The street was mostly empty, and dark. None of the street lights worked, and there were none of the beautiful spires for which elven architecture had become famous. Along two of the thoroughfares he could see, there were huge cans of fire with transients gathered around them. It was the same kind of gutter scene you'd find in any of the darker comers of the sprawl. Skater figured that those pockets of humanity were the common denominator beyond all racial, political, or religious fervor. The problem was, that that common denominator stayed hungry, and compassion had generally been leeched out of them.

As he looked out over the unfamiliar city and recognized some of the familiar riffs, he had to admit he'd never been more afraid in his life. He'd led the team here, and he'd endangered them. And now he didn't have a clue how to get them back out again.

Archangel had most of the files she'd stolen from NuGene deciphered less than two hours later. She'd had to run a sample of them by a chummer in Seattle who specialized in biomed datasteals, and he'd given her a utility designed to get through the file encryption and archiving. It also had a special UnZip utility on it that she hadn't seen before. She'd handled that on her own.

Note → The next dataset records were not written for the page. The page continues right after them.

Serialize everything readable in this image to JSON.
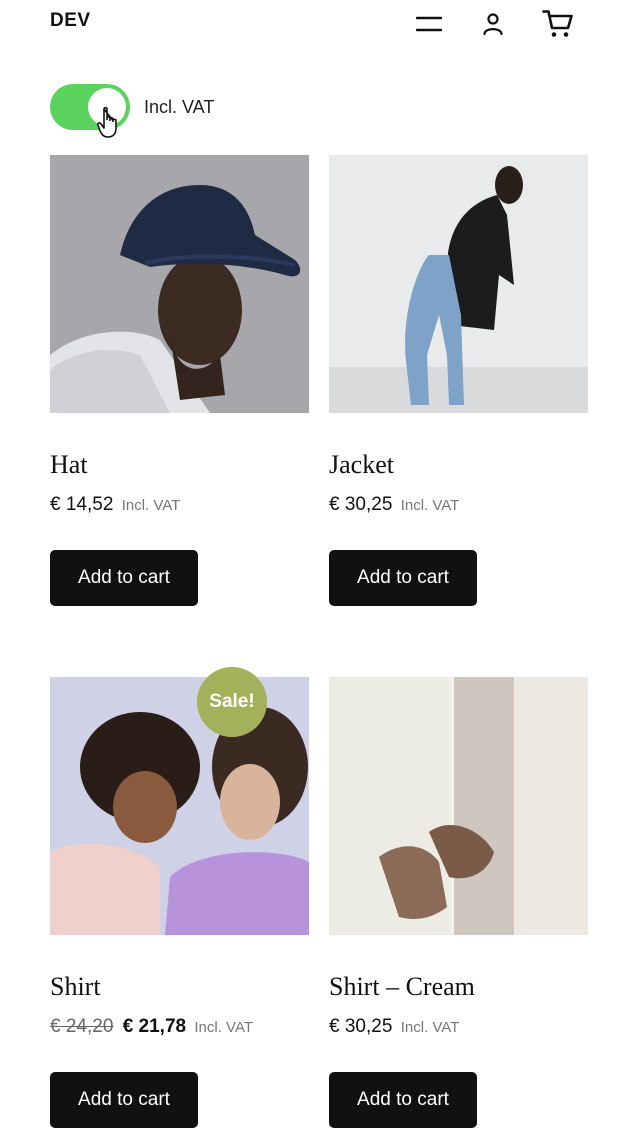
{
  "header": {
    "logo": "DEV",
    "icons": [
      "menu-icon",
      "user-icon",
      "cart-icon"
    ]
  },
  "vat_toggle": {
    "label": "Incl. VAT",
    "on": true,
    "color": "#5ad35e"
  },
  "products": [
    {
      "name": "Hat",
      "price": "€ 14,52",
      "vat_note": "Incl. VAT",
      "button": "Add to cart"
    },
    {
      "name": "Jacket",
      "price": "€ 30,25",
      "vat_note": "Incl. VAT",
      "button": "Add to cart"
    },
    {
      "name": "Shirt",
      "old_price": "€ 24,20",
      "price": "€ 21,78",
      "vat_note": "Incl. VAT",
      "button": "Add to cart",
      "badge": "Sale!"
    },
    {
      "name": "Shirt – Cream",
      "price": "€ 30,25",
      "vat_note": "Incl. VAT",
      "button": "Add to cart"
    }
  ],
  "colors": {
    "accent_toggle": "#5ad35e",
    "sale_badge": "#a5b15a",
    "button_bg": "#111111"
  }
}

When all that was done and the file open to them, the laborious reading gave Skater a headache.

"This could be worth millions," Archangel said, looking at the information. "Provided the research is on the money."

The files contained reports and documentation concerning new organic tissue implants that would end the need for immuno-suppressive drugs that caused almost as many problems for transplant patients as they solved. Skater didn't understand it all, but the gist was that NuGene had discovered a means of over-writing the DNA in the patient and in vat-grown donor tissue to create a hybrid that allowed the co-existence of both systems.

Usually, a transplant patient lived the rest of his or her life with some sort of immuno-suppressive drug, such as cyclosporine that prevented the granulocytes within the patient's body from attacking the new organs or tissues and in effect cannibalizing itself. However, that lowering of the body's defenses often resulted in reactions that could be just as life-threatening in the long run.

NuGene's new tissue was independently and singularly DNA-encoded to be absorbed by the host body. It wasn't a simple process, because the body's natural response to reject the new organic material as invasive wasn't easy to mute. The new organic material was recognized as antigens, and the granulocytes ingested it and killed it. But the research, including a bout of radiology to reorganize the tissue DNA, allowed the T-lymphocytes to rewrite the tissue as acceptable through phagocytization, altering the destruction of the new material to one of accepting.